Each was a duplicate of the last. Main Street was a line of boxes, wood and brick, laid out on the prairie, transverse to the railroad line. The numbered streets, pegged out with stakes and string, ran north-to-south; projective avenues ran east-to-west. The boxes housed a post office, a hotel, a saloon, a general store, a saddlery, a barbershop, a church, a bank, a schoolhouse and a jail. Beside the line, sites were earmarked for the grain elevator and the stockyard. With the addition of a few shacks, dotted about between the pegs and the strings, the city was done. Photographed from the right angle, with railroad workers doubling as citizens, it could be promoted as the coming place in the New West.

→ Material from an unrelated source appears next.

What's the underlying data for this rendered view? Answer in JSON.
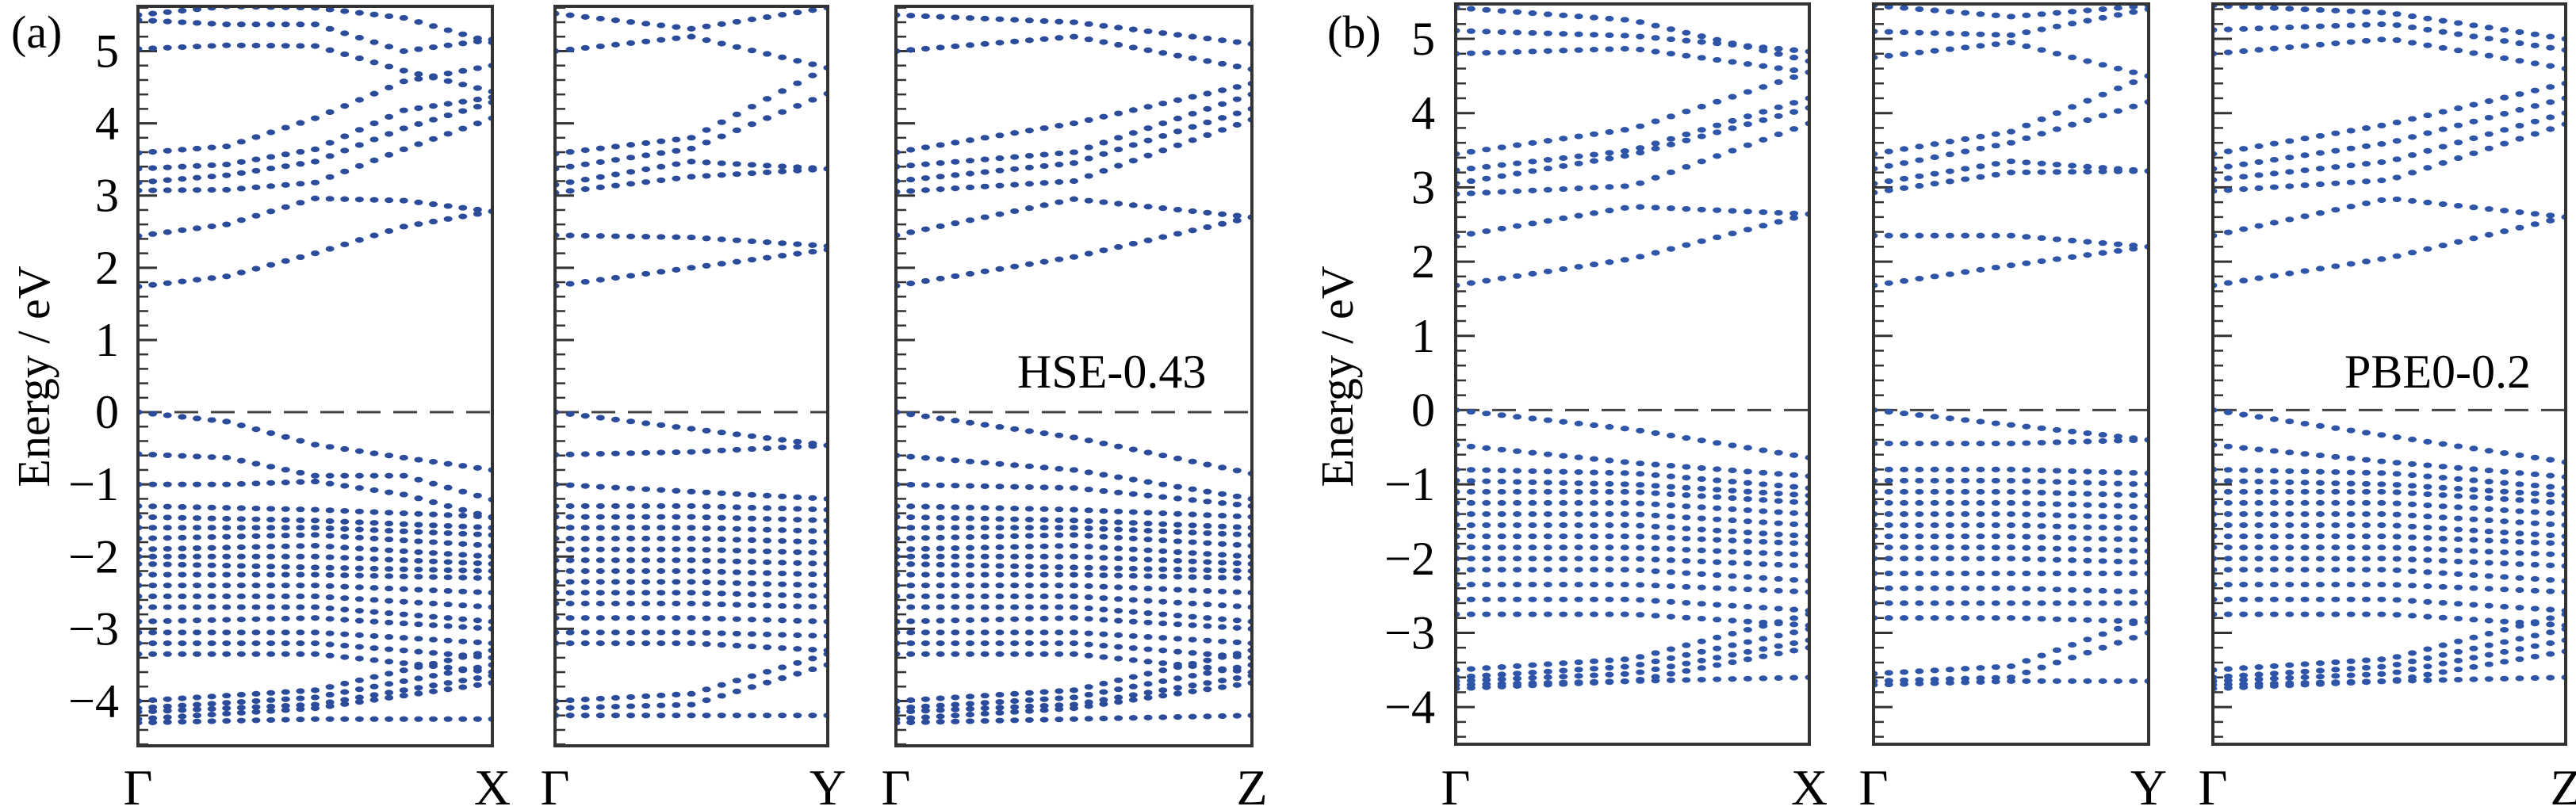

This part of Montana had been named long ago — by the Indians, by the U.S. Army and by the ranchers, who had raised cattle, sheep and horses here for the last forty years. But the railroad was interested only in the brilliant future that it was bringing to the country, and it scorned the past. It ignored the existing names, preferring to adorn the landscape with bright new coinages of its own — the better to commemorate the historic achievement of the Milwaukee Road in bringing twentieth-century civilization to the naked prairie.
Searching for suitably beautiful names for its new cities, the company canvased its directors and senior managers for the names they had given their daughters. The President of the railroad, Albert J. Earling, had two daughters, Isabel and May. The girls were fused to produce Ismay, which sounded modern and tripping on the tongue. The recent offspring of other Milwaukee Road officials included a Lorraine, an Edina and a Mildred.
At Lorraine, the first of the Montana towns, the company dammed three springs to create a civic lake and a reliable source of water for the locomotives. Lorraine’s father must have suddenly fallen out of favor with the board, for Lorraine was Lorraine for only a few weeks before it was renamed Baker, in recognition of A. G. Baker, the chief construction engineer on the project. Edina, thirteen miles down the line, went the same way as Lorraine. There, a crew of Bulgarian workers lobbied to have the city renamed Plevna. Nineteen hundred and eight was the year of the declaration of Bulgarian independence from Turkey, and Plevna, liberated by Russian troops from its Turkish occupiers in 1877, was a name dear to Bulgarian nationalists. At Plevna, Montana, the Milwaukee Road did honor the past — but it was the obscure European past, not the American past, that received the tribute. The odd mouthful of consonants gave the place a touch of old-world class.